Dusk came and went and half an hour in to the first swim I caught a chub from last time I was biteless and usually if there is a chub or two in waiting they would have revealed themselves by now, so it was time for a move.

I dropped in to another swim downstream and again fished this for nearly half an hour without even a knock and it was fingers and toes crossed for the final swim. The swim I'd pre-baited when I got there.

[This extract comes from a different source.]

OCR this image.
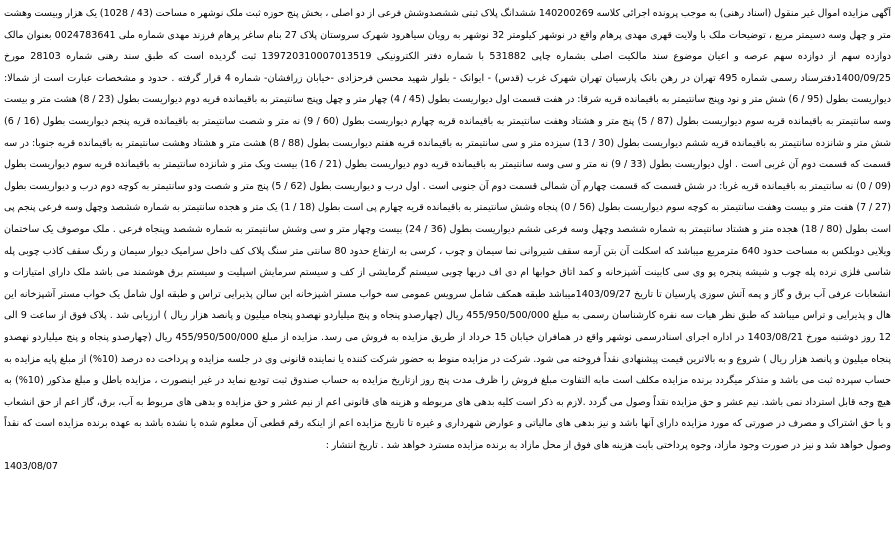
آگهی مزایده اموال غیر منقول (اسناد رهنی) به موجب پرونده اجرائی کلاسه 140200269 ششدانگ پلاک ثبتی ششصدوشش فرعی از دو اصلی ، بخش پنج حوزه ثبت ملک نوشهر ه مساحت (43 / 1028) یک هزار وبیست وهشت متر و چهل وسه دسیمتر مربع ، توضیحات ملک با ولایت قهری مهدی پرهام واقع در نوشهر کیلومتر 32 نوشهر به رویان سیاهرود شهرک سروستان پلاک 27 بنام ساغر پرهام فرزند مهدی شماره ملی 0024783641 بعنوان مالک دوازده سهم از دوازده سهم عرصه و اعیان موضوع سند مالکیت اصلی بشماره چاپی 531882 با شماره دفتر الکترونیکی 139720310007013519 ثبت گردیده است که طبق سند رهنی شماره 28103 مورخ 1400/09/25دفترسناد رسمی شماره 495 تهران در رهن بانک پارسیان تهران شهرک غرب (قدس) - ایوانک - بلوار شهید محسن فرحزادی -خیابان زرافشان- شماره 4 قرار گرفته . حدود و مشخصات عبارت است از شمالا: دیواریست بطول (95 / 6) شش متر و نود وپنج سانتیمتر به باقیمانده قریه شرقا: در هفت قسمت اول دیواریست بطول (45 / 4) چهار متر و چهل وپنج سانتیمتر به باقیمانده قریه دوم دیواریست بطول (23 / 8) هشت متر و بیست وسه سانتیمتر به باقیمانده قریه سوم دیواریست بطول (87 / 5) پنج متر و هشتاد وهفت سانتیمتر به باقیمانده قریه چهارم دیواریست بطول (60 / 9) نه متر و شصت سانتیمتر به باقیمانده قریه پنجم دیواریست بطول (16 / 6) شش متر و شانزده سانتیمتر به باقیمانده قریه ششم دیواریست بطول (30 / 13) سیزده متر و سی سانتیمتر به باقیمانده قریه هفتم دیواریست بطول (88 / 8) هشت متر و هشتاد وهشت سانتیمتر به باقیمانده قریه جنوبا: در سه قسمت که قسمت دوم آن غربی است . اول دیواریست بطول (33 / 9) نه متر و سی وسه سانتیمتر به باقیمانده قریه دوم دیواریست بطول (21 / 16) بیست ویک متر و شانزده سانتیمتر به باقیمانده قریه سوم دیواریست بطول (09 / 0) نه سانتیمتر به باقیمانده قریه غربا: در شش قسمت که قسمت چهارم آن شمالی قسمت دوم آن جنوبی است . اول درب و دیواریست بطول (62 / 5) پنج متر و شصت ودو سانتیمتر به کوچه دوم درب و دیواریست بطول (27 / 7) هفت متر و بیست وهفت سانتیمتر به کوچه سوم دیواریست بطول (56 / 0) پنجاه وشش سانتیمتر به باقیمانده قریه چهارم پی است بطول (18 / 1) یک متر و هجده سانتیمتر به شماره ششصد وچهل وسه فرعی پنجم پی است بطول (80 / 18) هجده متر و هشتاد سانتیمتر به شماره ششصد وچهل وسه فرعی ششم دیواریست بطول (36 / 24) بیست وچهار متر و سی وشش سانتیمتر به شماره ششصد وپنجاه فرعی . ملک موصوف یک ساختمان ویلایی دوبلکس به مساحت حدود 640 مترمربع میباشد که اسکلت آن بتن آرمه سقف شیروانی نما سیمان و چوب ، کرسی به ارتفاع حدود 80 سانتی متر سنگ پلاک کف داخل سرامیک دیوار سیمان و رنگ سقف کاذب چوبی پله شاسی فلزی نرده پله چوب و شیشه پنجره پو وی سی کابینت آشپزخانه و کمد اتاق خوابها ام دی اف دربها چوبی سیستم گرمایشی از کف و سیستم سرمایش اسپلیت و سیستم برق هوشمند می باشد ملک دارای امتیازات و انشعابات عرفی آب برق و گاز و پمه آتش سوزی پارسیان تا تاریخ 1403/09/27میباشد طبقه همکف شامل سرویس عمومی سه خواب مستر اشپزخانه این سالن پذیرایی تراس و طبقه اول شامل یک خواب مستر آشپزخانه این هال و پذیرایی و تراس میباشد که طبق نظر هیات سه نفره کارشناسان رسمی به مبلغ 455/950/500/000 ریال (چهارصدو پنجاه و پنج میلیاردو نهصدو پنجاه میلیون و پانصد هزار ریال ) ارزیابی شد . پلاک فوق از ساعت 9 الی 12 روز دوشنبه مورخ 1403/08/21 در اداره اجرای اسنادرسمی نوشهر واقع در همافران خیابان 15 خرداد از طریق مزایده به فروش می رسد. مزایده از مبلغ 455/950/500/000 ریال (چهارصدو پنجاه و پنج میلیاردو نهصدو پنجاه میلیون و پانصد هزار ریال ) شروع و به بالاترین قیمت پیشنهادی نقداً فروخته می شود. شرکت در مزایده منوط به حضور شرکت کننده یا نماینده قانونی وی در جلسه مزایده و پرداخت ده درصد (10%) از مبلغ پایه مزایده به حساب سپرده ثبت می باشد و متذکر میگردد برنده مزایده مکلف است مابه التفاوت مبلغ فروش را ظرف مدت پنج روز ازتاریخ مزایده به حساب صندوق ثبت تودیع نماید در غیر اینصورت ، مزایده باطل و مبلغ مذکور (10%) به هیچ وجه قابل استرداد نمی باشد. نیم عشر و حق مزایده نقداً وصول می گردد .لازم به ذکر است کلیه بدهی های مربوطه و هزینه های قانونی اعم از نیم عشر و حق مزایده و بدهی های مربوط به آب، برق، گاز اعم از حق انشعاب و یا حق اشتراک و مصرف در صورتی که مورد مزایده دارای آنها باشد و نیز بدهی های مالیاتی و عوارض شهرداری و غیره تا تاریخ مزایده اعم از اینکه رقم قطعی آن معلوم شده یا نشده باشد به عهده برنده مزایده است که نقداً وصول خواهد شد و نیز در صورت وجود مازاد، وجوه پرداختی بابت هزینه های فوق از محل مازاد به برنده مزایده مسترد خواهد شد . تاریخ انتشار :

1403/08/07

It looked perfect for a bite despite the cold but again the tip didn't flinch, didn't move. By this time everything was freezing around me and I was questioning ones own sanity

But then it was nice to be out and with homemade coconut daal and onion bhaji's to look forward to at least I had something to look forward to. On to the next one, a blank !!! On the way back I decided to stop off at Morrisons to get ingredients to replenish the cheesepaste reserves, needs must. 

Sunday 16 January 2022

Operation Brazzers Breach - Grubs Up !!!! (Warwickshire Grayling Content)

After the initial Operation Brazzers Breach - The Reccy  the subsequent session Operation Brazzers Breach - Deep Dive to be honest was a little disappointing. 

To try to track down a Warwickshire Avon Grayling is a challenge in itself however maggot peddler Martyn from my local tackle shop (see sidebar) who initially shared the information where there could be some, has only encouraged this rare as rocking horse poop quest as he knows that I like a challenge. 

There is literally nothing on the internet to point to specific location of the 'lady of the stream' in Warwickshire apart from the odd forum snippet which basically leads to a dead-end. Photographic evidence ? you'd be lucky !!! this isn't a rave in Westminster, this is a grayling in Warwickshire.


To be fair the limited information narrowed it down to a certain area, but that area is largely out of bounds for a maggot dangler like me and I'd be trespassing in pursuit of hearsay.

But it was Martyn the maggot peddler that put more meat on the bones as it turned out some fish surveys in the area over the years always throws up some grayling in a very small area indeed. Whether they have spread themselves wider I don't know but looking at the map where X marked the spot there is no reason why they couldn't.



The stretch was perfect without being worried about getting my collar felt so I was back for another session. I didn't have long before I had to get back but certainly enough time to give the stretch a go again.

You see I've been watching the levels and also the weather prior to this trip and it looked good conditions to try and confirm if there was smoke in the slow burning fire. I hadn't really thought much about them because the last session here I was biteless was but then out of nowhere I got the urge to try for them again.



Grayling are sight feeders in the main so this time it was out with the trotting tactics in and almost perfect looking swim. There was a tinge of colour in the 2 foot deep water and after enjoying a dawn cup of tea I fed maggots little and often and if there was any fish there I would get their confidence up first, before casting the float out.

After a few trots through without a bite what I didn't expect was a confident bite and the wire stem stick float disappeared from view. I thought the fish I hooked was a dace at first so I was amazed that it wasn't a dace but yes, a Grayling !!!



I really was shocked, ok a small fish in statue but significant in so many ways there are Grayling in Warwickshire after all and I've only gone and caught one.

After hooking something big that came off after a plodding fight (trout or chub most likely) I bumped a couple of fish off but to be honest the fishing was hard going. An hour in with no other fish I moved upstream to another trotting swim and after losing a fish and then losing my float in one of the trees eventually I had a small chub.


To be fair a decent fight on light gear but again after bumping off a couple of fish the bites really were hard to come by.

As soon as the sun came out around 9.30am it was illuminating the water and basically put a kibosh on proceedings. Still I'm amazed at what I caught and I'm glad I made the effort but next time I will be better prepared and this time hopefully a better hook for the intended quarry.

Answers on a postcard please as I'm sure there are better fish to be caught ? !!!